This is starting to get serious.
The Washington Bullets were picked to finish last, they have no superstar and they won only 24 games last year.
And look what's happening.
This team -- and its No. 1 draft pick, Juwan Howard, is still unsigned -- started with a win over Orlando.
Then the Bullets went to Chicago and won. OK, maybe Da Bulls didn't take the game seriously enough, but the Bullets' record was then 2-0.
Next came the only game the Bullets have lost -- and the one they should have won.
They blew an 18-point fourth-quarter lead and lost to Philadelphia, one of the NBA's weakest teams. It's no accident that the Sixers are 1-5.
Then the Bullets came home and beat New Jersey, another 1-5 team at present. "Maybe we took them too lightly," said the Nets' Kenny Anderson.
Saturday night the Bullets won in Miami, 109-99.
The Bullets are 4-1.
They have won two of their three road games. Last year they won only seven games on the road all season.
What the heck is going on?
And how long can it continue?
I'll tell you what I think. I think the Bullets' new leader, Jim Lynam, is a good coach who is in the right place at the right time. That's paying off for him and for the team.
You see, the typical NBA team is very difficult to coach. Most teams have one or more superstars who are grossly overpaid and all but impossible to control.
I'm not kidding. Watch these guys in the huddle.
Watch how their eyes glaze over when the coach talks to them. Watch how many of them are more interested in what's going on in the stands than in the huddle.
Watch tonight on Channel 20 when the Bullets play at Orlando. Watch to see how attentive the Magic players are to their coach, Bob Hill.
Jimmy Lynam is no Pat Riley. He's not an intimidator.
Lynam is an old Philadelphia gym rat, an enthusiastic teacher and motivator who has inherited a team that's a good fit for his coaching style.
There are no prima donnas on this team. There are a lot of young players who have been embarrassed by the continual losing. The Bullets have had seven straight losing seasons.
One veteran, first-year Bullets point guard Scott Skiles, is that rare NBA player who gives 110 percent every night, no matter who the coach is.
These Bullets players are willing to listen to a coach who can lead them to respectability. They're listening to Lynam. And they're hustling for him.
The message Lynam preaches is team defense. His players are taking it to heart.
Last year the Bullets had the worst defense in the NBA. They were the only team to allow opponents to shoot 50 percent.
So far this year they're at 43.3 percent. That makes them fifth in the league.
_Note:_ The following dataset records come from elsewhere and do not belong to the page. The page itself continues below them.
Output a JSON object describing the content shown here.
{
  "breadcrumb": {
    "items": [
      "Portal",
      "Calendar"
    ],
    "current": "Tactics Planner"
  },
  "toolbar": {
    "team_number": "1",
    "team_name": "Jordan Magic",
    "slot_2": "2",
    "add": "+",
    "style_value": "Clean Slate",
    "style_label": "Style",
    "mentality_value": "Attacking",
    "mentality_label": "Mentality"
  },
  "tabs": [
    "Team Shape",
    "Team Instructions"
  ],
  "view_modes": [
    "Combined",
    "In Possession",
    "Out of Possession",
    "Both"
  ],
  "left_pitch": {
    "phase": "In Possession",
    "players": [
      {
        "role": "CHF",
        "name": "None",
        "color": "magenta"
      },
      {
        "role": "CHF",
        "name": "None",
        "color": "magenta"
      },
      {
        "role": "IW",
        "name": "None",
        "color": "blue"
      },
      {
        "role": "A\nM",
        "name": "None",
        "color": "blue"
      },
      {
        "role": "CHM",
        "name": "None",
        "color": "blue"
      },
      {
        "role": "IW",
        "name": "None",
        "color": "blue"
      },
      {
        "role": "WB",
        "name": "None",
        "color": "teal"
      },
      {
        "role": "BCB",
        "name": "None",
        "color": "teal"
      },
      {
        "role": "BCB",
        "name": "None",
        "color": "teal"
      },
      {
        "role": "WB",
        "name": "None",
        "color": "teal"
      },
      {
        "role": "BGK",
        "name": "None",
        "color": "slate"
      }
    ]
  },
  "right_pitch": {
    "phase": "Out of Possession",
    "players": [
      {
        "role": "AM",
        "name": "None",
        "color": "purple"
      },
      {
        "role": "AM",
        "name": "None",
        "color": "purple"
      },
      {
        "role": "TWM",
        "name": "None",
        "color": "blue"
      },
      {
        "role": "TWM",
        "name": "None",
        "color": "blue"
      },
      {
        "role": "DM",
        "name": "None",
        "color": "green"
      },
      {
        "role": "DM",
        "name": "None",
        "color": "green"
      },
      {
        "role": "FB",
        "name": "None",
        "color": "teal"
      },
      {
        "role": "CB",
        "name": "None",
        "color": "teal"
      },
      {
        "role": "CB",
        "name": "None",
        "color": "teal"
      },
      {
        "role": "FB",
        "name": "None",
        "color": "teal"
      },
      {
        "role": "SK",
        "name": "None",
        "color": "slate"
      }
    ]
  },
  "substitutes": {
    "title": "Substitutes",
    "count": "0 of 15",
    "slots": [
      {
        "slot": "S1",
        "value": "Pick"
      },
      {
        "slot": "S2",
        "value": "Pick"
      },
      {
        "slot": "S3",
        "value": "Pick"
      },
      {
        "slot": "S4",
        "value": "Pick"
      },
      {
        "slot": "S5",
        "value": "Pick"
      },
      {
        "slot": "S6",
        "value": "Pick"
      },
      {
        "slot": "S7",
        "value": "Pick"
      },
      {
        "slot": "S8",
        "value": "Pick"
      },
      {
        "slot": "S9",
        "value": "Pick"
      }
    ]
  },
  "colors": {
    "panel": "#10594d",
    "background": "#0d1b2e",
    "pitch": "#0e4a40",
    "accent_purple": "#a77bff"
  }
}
The Bullets, under Lynam, are fast becoming a throwback team. They remind me of the teams of 20 or 30 years ago that came to play every night.
Baltimore's Paul Baker, who has coached high school and college basketball and is now a Bullets scout, has an interesting way of describing these young Bullets.
"They remind me," he says, "of JV kids who are trying to impress the varsity coach."
Whatever, it's working.
For how long?
Common sense says it can't go on for very long. Certainly the Bullets, as presently constituted, are not going to play .800 ball all year.
There's talk the Bullets will trade for Golden State's Chris Webber. I wouldn't.
A trade means Tom Gugliotta goes. Googs fits here. He's part of the chemistry that has helped the Bullets to their best start since '89-'90.
Webber, he of Michigan Fab Five fame, is a major talent, but I'm leery of any rookie who comes into the pros and tells his coach how to run the club. Don Nelson, one of the most respected coaches and men in the NBA, doesn't need that from a 21-year-old.
The Bullets have to sign Howard, who is also a Fab Fiver. When they do, he'll help. He needn't change the chemistry; he can add to it.
The chemistry will only get better if the wins continue. Also, Lynam's defense is new to these players. They should get better at it.
Two weeks ago no one would have thought so, but the Bullets could be a playoff team. It sounds crazy, but it's possible.